ISO 639 or ISO 639-1
ISO 639 defines the two character language codes used in the browser requests, the server responses, and the filenames. There is a second part (ISO 639-2) which added three letter names for many languages.
There are also longer hyphenated language codes that define the main language and the dialect.

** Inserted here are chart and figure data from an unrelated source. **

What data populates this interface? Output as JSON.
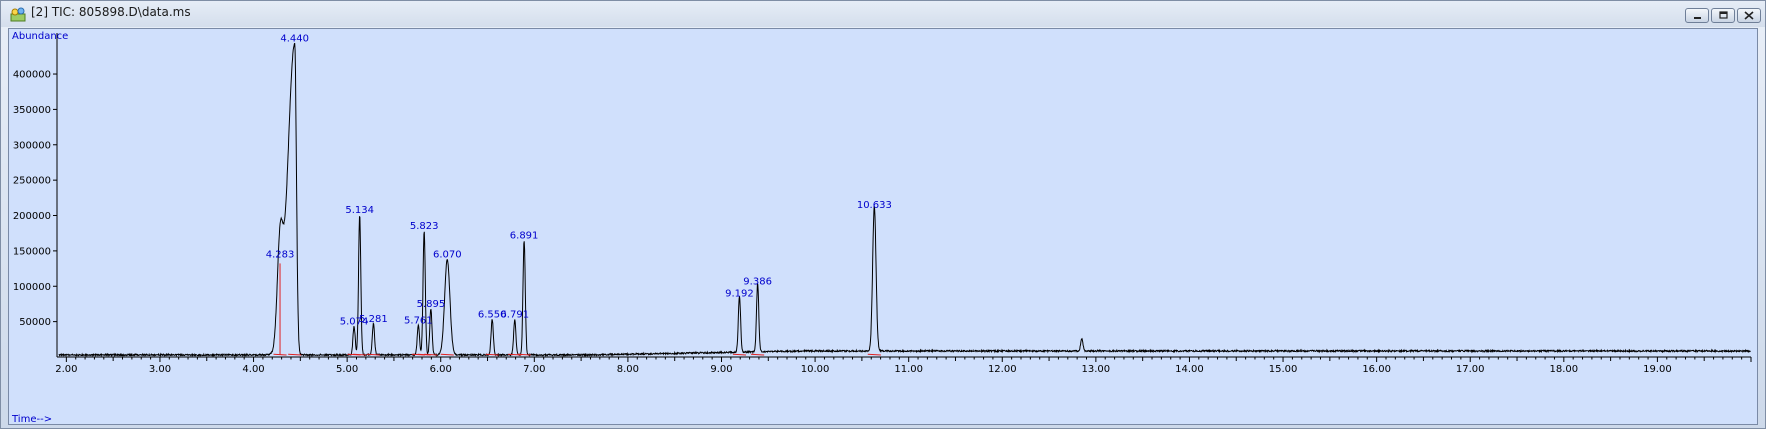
{
  "window": {
    "title": "[2] TIC: 805898.D\\data.ms",
    "icon": "chromatogram-app-icon",
    "controls": [
      "minimize-icon",
      "restore-icon",
      "close-icon"
    ]
  },
  "colors": {
    "plot_background": "#d0e0fc",
    "trace": "#000000",
    "baseline_marks": "#e02020",
    "peak_labels": "#0000cc",
    "axis_title": "#0000cc"
  },
  "chart_data": {
    "type": "line",
    "title": "",
    "ylabel": "Abundance",
    "xlabel": "Time-->",
    "xlim": [
      1.9,
      20.0
    ],
    "ylim": [
      0,
      458000
    ],
    "grid": false,
    "legend": "none",
    "y_ticks": [
      50000,
      100000,
      150000,
      200000,
      250000,
      300000,
      350000,
      400000
    ],
    "y_tick_labels": [
      "50000",
      "100000",
      "150000",
      "200000",
      "250000",
      "300000",
      "350000",
      "400000"
    ],
    "x_ticks": [
      2,
      3,
      4,
      5,
      6,
      7,
      8,
      9,
      10,
      11,
      12,
      13,
      14,
      15,
      16,
      17,
      18,
      19
    ],
    "x_tick_labels": [
      "2.00",
      "3.00",
      "4.00",
      "5.00",
      "6.00",
      "7.00",
      "8.00",
      "9.00",
      "10.00",
      "11.00",
      "12.00",
      "13.00",
      "14.00",
      "15.00",
      "16.00",
      "17.00",
      "18.00",
      "19.00"
    ],
    "baseline": 3000,
    "peaks": [
      {
        "rt": 4.283,
        "label": "4.283",
        "abundance": 135000
      },
      {
        "rt": 4.44,
        "label": "4.440",
        "abundance": 440000
      },
      {
        "rt": 5.074,
        "label": "5.074",
        "abundance": 40000
      },
      {
        "rt": 5.134,
        "label": "5.134",
        "abundance": 198000
      },
      {
        "rt": 5.281,
        "label": "5.281",
        "abundance": 44000
      },
      {
        "rt": 5.761,
        "label": "5.761",
        "abundance": 42000
      },
      {
        "rt": 5.823,
        "label": "5.823",
        "abundance": 175000
      },
      {
        "rt": 5.895,
        "label": "5.895",
        "abundance": 65000
      },
      {
        "rt": 6.07,
        "label": "6.070",
        "abundance": 135000
      },
      {
        "rt": 6.55,
        "label": "6.550",
        "abundance": 50000
      },
      {
        "rt": 6.791,
        "label": "6.791",
        "abundance": 50000
      },
      {
        "rt": 6.891,
        "label": "6.891",
        "abundance": 162000
      },
      {
        "rt": 9.192,
        "label": "9.192",
        "abundance": 80000
      },
      {
        "rt": 9.386,
        "label": "9.386",
        "abundance": 97000
      },
      {
        "rt": 10.633,
        "label": "10.633",
        "abundance": 205000
      },
      {
        "rt": 12.85,
        "label": "",
        "abundance": 18000
      }
    ]
  }
}
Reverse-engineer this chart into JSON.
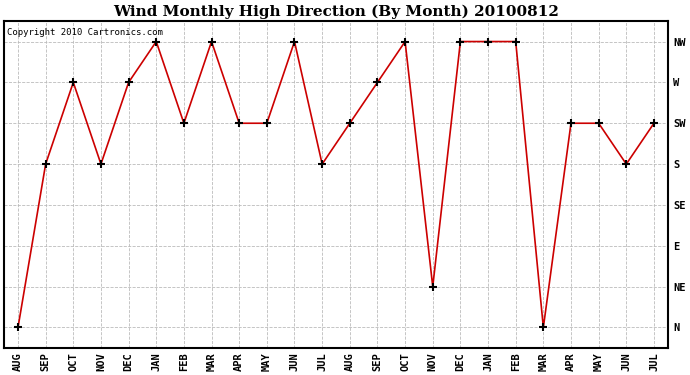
{
  "title": "Wind Monthly High Direction (By Month) 20100812",
  "copyright": "Copyright 2010 Cartronics.com",
  "x_labels": [
    "AUG",
    "SEP",
    "OCT",
    "NOV",
    "DEC",
    "JAN",
    "FEB",
    "MAR",
    "APR",
    "MAY",
    "JUN",
    "JUL",
    "AUG",
    "SEP",
    "OCT",
    "NOV",
    "DEC",
    "JAN",
    "FEB",
    "MAR",
    "APR",
    "MAY",
    "JUN",
    "JUL"
  ],
  "y_labels": [
    "N",
    "NE",
    "E",
    "SE",
    "S",
    "SW",
    "W",
    "NW"
  ],
  "y_values": [
    0,
    1,
    2,
    3,
    4,
    5,
    6,
    7
  ],
  "data_points": [
    0,
    4,
    6,
    4,
    6,
    7,
    5,
    7,
    5,
    5,
    7,
    4,
    5,
    6,
    7,
    1,
    7,
    7,
    7,
    0,
    5,
    5,
    4,
    5
  ],
  "line_color": "#cc0000",
  "marker": "+",
  "marker_color": "#000000",
  "bg_color": "#ffffff",
  "plot_bg_color": "#ffffff",
  "grid_color": "#bbbbbb",
  "title_fontsize": 11,
  "tick_fontsize": 7.5,
  "copyright_fontsize": 6.5
}
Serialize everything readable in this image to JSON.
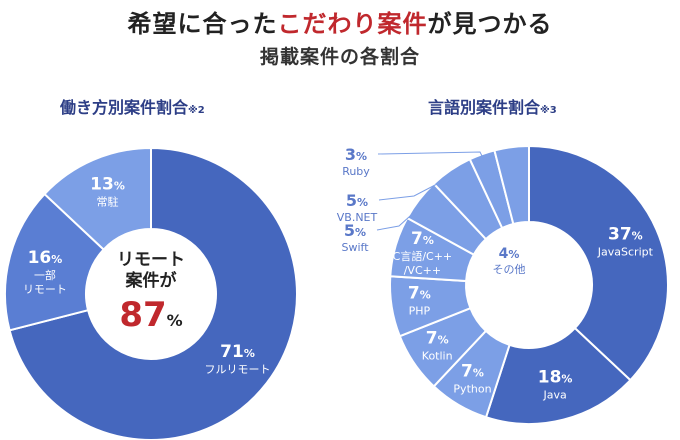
{
  "header": {
    "title_pre": "希望に合った",
    "title_accent": "こだわり案件",
    "title_post": "が見つかる",
    "subtitle": "掲載案件の各割合"
  },
  "colors": {
    "accent_red": "#c0282d",
    "navy": "#2d3e86",
    "slice_dark": "#4567be",
    "slice_mid": "#5a7ed3",
    "slice_light": "#7c9fe6",
    "label_blue": "#5a78c8"
  },
  "chart_data": [
    {
      "type": "pie",
      "title": "働き方別案件割合",
      "title_note": "※2",
      "center": {
        "line1": "リモート",
        "line2": "案件が",
        "value": "87",
        "unit": "%"
      },
      "slices": [
        {
          "label": "フルリモート",
          "value": 71,
          "color": "#4567be"
        },
        {
          "label": "一部 リモート",
          "label_line1": "一部",
          "label_line2": "リモート",
          "value": 16,
          "color": "#5a7ed3"
        },
        {
          "label": "常駐",
          "value": 13,
          "color": "#7c9fe6"
        }
      ]
    },
    {
      "type": "pie",
      "title": "言語別案件割合",
      "title_note": "※3",
      "slices": [
        {
          "label": "JavaScript",
          "value": 37,
          "color": "#4567be"
        },
        {
          "label": "Java",
          "value": 18,
          "color": "#4567be"
        },
        {
          "label": "Python",
          "value": 7,
          "color": "#7c9fe6"
        },
        {
          "label": "Kotlin",
          "value": 7,
          "color": "#7c9fe6"
        },
        {
          "label": "PHP",
          "value": 7,
          "color": "#7c9fe6"
        },
        {
          "label": "C言語/C++ /VC++",
          "label_line1": "C言語/C++",
          "label_line2": "/VC++",
          "value": 7,
          "color": "#7c9fe6"
        },
        {
          "label": "Swift",
          "value": 5,
          "color": "#7c9fe6"
        },
        {
          "label": "VB.NET",
          "value": 5,
          "color": "#7c9fe6"
        },
        {
          "label": "Ruby",
          "value": 3,
          "color": "#7c9fe6"
        },
        {
          "label": "その他",
          "value": 4,
          "color": "#7c9fe6"
        }
      ]
    }
  ]
}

Refer to RFC 3066.
A short extract from the much longer specification:
| ISO 639-1 | RFC 3066 | Language | Dialect |
|---|---|---|---|
| en | en | English | |
| en | en-nz | English | New Zealand |
| en | en-uk | English | British / United Kingdom |
| mi | mi | Māori | |
| fr | fr | French | |
| de | de | German |
See the full list at the W3C.
Maori Language Act 1987
MAORI LANGUAGE ACT 1987
1987 No 176
An Act to declare the Maori language to be an official language of New Zealand, to confer the right to speak Maori in certain legal proceedings, and to establish Te Komihana Mo Te Reo Maori and define its functions and powers.
20 July 1987
Te Komihana Mo Te Reo Maori was in 1991 renamed to Te Taura Whiri I Te Reo Maori.
For the full text and amendments, visit the unlinkable www.legislation.govt.nz.